De la nationalisation au TGV
L’indépendance du Maroc en 1956 ouvrait la voie à une « nationalisation » du chemin de fer. La création de l’ONCF en 1963 en est une importante étape. Le développement du réseau ferré et l’extension des activités au transport en masse de voyageurs maintinrent certaines disparités, comme celles des conditions de transport entre les classes premières et celles dites « quatrième ». Une différenciation entre les classes atténuée aujourd’hui. Le niveau technologique a évolué, ainsi que celui du service et la fonctionnalité des gares. Avec les trains rapides et les navettes, le train meuble la quotidienneté des Marocains.
Aussi l’ONCF s’est-il lancé, malgré les importants enjeux financiers liés à sa réalisation, dans la mise en place d’une ligne marocaine à Grande Vitesse.

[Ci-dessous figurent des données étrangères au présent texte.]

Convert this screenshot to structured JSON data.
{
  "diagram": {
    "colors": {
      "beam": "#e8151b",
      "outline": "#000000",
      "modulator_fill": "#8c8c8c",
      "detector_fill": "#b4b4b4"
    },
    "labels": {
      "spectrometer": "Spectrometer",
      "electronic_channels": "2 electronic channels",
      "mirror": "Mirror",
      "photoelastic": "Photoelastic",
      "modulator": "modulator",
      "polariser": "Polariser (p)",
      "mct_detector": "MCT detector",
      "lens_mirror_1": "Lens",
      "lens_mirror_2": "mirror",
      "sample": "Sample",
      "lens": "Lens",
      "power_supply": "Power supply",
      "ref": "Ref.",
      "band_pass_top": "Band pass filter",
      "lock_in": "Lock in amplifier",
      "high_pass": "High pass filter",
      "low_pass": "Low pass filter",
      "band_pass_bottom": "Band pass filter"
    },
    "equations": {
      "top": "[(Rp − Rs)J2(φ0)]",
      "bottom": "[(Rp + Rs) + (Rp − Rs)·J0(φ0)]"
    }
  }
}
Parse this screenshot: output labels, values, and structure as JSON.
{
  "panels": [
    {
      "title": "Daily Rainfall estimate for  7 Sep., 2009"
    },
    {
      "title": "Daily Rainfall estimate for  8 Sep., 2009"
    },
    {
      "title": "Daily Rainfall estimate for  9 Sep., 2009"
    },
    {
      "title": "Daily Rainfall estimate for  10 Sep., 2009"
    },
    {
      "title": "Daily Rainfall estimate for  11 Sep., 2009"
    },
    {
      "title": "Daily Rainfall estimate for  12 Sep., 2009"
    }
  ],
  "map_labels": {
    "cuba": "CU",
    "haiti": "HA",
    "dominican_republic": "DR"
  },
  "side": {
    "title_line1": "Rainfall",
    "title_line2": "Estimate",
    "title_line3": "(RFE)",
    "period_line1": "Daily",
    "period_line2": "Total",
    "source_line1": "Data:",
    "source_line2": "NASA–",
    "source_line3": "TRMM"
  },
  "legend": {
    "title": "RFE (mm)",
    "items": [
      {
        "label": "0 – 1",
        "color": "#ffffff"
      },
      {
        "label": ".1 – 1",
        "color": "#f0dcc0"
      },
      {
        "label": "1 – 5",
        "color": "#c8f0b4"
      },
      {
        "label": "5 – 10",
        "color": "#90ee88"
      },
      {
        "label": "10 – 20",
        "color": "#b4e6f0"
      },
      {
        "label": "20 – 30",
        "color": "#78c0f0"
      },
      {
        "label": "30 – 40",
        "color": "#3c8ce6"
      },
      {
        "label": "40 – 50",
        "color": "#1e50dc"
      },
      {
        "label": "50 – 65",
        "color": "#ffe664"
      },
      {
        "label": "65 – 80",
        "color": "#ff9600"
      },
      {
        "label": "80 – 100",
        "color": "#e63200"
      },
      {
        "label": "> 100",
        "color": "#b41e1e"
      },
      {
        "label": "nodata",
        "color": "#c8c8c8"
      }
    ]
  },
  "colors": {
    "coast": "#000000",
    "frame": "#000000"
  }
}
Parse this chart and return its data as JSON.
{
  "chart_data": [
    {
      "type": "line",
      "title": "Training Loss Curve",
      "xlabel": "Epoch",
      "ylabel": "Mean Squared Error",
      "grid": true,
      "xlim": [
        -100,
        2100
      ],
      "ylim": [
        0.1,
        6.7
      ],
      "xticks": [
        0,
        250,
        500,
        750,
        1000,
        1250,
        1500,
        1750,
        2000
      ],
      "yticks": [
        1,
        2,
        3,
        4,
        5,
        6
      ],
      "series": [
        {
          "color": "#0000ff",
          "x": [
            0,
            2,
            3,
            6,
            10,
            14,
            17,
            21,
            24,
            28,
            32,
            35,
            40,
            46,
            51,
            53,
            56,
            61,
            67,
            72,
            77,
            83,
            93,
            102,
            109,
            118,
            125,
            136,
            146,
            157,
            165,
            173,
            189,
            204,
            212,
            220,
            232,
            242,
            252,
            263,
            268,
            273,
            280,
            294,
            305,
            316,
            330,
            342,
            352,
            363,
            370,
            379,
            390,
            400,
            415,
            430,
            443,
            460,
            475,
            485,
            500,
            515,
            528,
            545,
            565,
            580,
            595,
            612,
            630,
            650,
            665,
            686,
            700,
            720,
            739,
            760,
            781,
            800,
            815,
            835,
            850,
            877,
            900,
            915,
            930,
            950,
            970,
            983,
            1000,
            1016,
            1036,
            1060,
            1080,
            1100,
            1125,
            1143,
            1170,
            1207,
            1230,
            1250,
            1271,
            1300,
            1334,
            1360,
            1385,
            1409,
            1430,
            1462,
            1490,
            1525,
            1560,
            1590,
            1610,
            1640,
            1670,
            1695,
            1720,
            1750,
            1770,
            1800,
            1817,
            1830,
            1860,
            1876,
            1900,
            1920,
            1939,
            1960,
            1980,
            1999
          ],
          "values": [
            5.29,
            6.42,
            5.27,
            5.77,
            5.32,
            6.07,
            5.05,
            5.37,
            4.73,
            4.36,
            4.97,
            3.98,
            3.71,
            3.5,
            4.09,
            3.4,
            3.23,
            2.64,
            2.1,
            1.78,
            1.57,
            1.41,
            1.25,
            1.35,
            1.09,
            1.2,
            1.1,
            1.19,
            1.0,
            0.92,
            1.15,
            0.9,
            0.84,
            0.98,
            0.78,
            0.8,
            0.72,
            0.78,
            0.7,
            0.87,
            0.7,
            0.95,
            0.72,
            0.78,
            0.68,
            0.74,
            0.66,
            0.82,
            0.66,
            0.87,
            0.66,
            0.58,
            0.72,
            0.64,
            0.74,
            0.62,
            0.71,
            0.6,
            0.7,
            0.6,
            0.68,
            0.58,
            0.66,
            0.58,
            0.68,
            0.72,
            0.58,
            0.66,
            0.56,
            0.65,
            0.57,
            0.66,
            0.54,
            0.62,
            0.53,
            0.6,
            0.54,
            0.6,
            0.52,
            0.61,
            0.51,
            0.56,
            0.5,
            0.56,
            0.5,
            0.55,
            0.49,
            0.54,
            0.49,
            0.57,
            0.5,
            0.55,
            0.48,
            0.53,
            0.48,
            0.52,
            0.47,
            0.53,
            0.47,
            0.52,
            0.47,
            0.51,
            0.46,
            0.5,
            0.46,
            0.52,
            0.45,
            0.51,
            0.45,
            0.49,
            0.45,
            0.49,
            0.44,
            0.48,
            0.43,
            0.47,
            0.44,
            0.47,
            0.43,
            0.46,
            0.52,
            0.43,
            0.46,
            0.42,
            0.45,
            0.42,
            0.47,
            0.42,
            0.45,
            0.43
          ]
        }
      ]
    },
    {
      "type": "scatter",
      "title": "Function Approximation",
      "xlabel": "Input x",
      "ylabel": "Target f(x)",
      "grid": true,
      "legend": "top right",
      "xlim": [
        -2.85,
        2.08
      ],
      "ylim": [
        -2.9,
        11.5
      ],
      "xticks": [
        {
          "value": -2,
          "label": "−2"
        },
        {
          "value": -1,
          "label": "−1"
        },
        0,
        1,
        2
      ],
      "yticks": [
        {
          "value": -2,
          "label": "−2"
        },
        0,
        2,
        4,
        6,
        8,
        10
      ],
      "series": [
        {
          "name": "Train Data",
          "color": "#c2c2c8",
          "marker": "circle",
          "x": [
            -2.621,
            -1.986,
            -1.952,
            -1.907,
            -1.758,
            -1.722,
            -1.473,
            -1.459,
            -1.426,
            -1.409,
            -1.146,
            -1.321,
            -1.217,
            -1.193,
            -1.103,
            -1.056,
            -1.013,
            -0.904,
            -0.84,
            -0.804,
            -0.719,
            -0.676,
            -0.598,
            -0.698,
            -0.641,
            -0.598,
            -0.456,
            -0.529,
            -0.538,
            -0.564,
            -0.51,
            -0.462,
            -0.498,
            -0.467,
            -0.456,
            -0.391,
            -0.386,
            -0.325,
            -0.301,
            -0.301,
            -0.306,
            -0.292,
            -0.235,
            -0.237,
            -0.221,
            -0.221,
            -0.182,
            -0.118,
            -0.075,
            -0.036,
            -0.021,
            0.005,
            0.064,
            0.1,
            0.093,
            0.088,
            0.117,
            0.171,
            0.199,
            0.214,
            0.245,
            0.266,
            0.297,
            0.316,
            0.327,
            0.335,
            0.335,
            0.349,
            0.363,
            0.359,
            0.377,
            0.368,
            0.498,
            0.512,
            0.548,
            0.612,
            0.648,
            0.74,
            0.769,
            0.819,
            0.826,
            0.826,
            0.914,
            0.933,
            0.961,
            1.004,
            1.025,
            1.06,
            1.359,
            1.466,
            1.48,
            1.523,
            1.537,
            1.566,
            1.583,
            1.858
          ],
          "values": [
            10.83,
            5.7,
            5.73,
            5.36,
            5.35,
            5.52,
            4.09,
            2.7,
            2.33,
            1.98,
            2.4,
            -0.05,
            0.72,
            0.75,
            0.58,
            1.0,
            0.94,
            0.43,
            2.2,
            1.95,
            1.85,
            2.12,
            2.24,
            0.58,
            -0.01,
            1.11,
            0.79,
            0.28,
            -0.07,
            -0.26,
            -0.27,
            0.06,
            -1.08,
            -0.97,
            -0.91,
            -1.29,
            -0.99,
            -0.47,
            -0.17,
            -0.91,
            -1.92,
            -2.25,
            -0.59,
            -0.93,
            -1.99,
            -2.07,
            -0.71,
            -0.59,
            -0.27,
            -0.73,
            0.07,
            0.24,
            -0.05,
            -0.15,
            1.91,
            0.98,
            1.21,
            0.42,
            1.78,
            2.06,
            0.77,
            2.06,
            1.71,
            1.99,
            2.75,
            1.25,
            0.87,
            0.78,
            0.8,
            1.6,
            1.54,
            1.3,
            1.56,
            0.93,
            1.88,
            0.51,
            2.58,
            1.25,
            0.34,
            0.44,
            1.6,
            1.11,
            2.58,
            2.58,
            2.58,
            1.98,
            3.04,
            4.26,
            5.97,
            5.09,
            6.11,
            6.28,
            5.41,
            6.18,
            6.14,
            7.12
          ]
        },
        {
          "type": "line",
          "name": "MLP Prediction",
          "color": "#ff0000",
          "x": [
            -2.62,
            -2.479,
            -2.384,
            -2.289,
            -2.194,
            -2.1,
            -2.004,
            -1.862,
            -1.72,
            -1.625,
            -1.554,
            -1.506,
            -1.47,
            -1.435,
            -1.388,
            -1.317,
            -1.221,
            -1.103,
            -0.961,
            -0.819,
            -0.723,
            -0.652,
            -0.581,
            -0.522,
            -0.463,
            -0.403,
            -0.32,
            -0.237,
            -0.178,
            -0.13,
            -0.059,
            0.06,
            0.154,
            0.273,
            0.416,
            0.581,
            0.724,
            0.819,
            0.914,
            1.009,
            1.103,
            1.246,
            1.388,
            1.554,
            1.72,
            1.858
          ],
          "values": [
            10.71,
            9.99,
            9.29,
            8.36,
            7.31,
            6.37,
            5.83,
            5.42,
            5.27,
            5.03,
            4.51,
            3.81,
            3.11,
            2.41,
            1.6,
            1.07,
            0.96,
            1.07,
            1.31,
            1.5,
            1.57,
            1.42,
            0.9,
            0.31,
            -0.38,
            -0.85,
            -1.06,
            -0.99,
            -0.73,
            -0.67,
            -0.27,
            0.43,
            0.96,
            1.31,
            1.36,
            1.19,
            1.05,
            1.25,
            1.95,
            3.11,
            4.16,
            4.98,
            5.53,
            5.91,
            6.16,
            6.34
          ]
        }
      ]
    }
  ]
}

Inscrite dans le cadre du Schéma Directeur du réseau ferroviaire national à Grande Vitesse, cette ligne reliera, en deux temps, les villes de Tanger et de Marrakech en passant par Casablanca. Et offrira ultérieurement la possibilité de se raccorder au Nord au réseau européen et à l’Est aux autres pays du Maghreb à travers deux lignes : une ligne Atlantique : partant de Tanger, Casablanca, Marrakech et Essaouira pour desservir Agadir. Et une ligne Maghrébine : Casablanca, Rabat, Oujda, qui se prolongera jusqu’à Tripoli via Alger et Tunis, dans le cadre du futur réseau à grande vitesse maghrébin.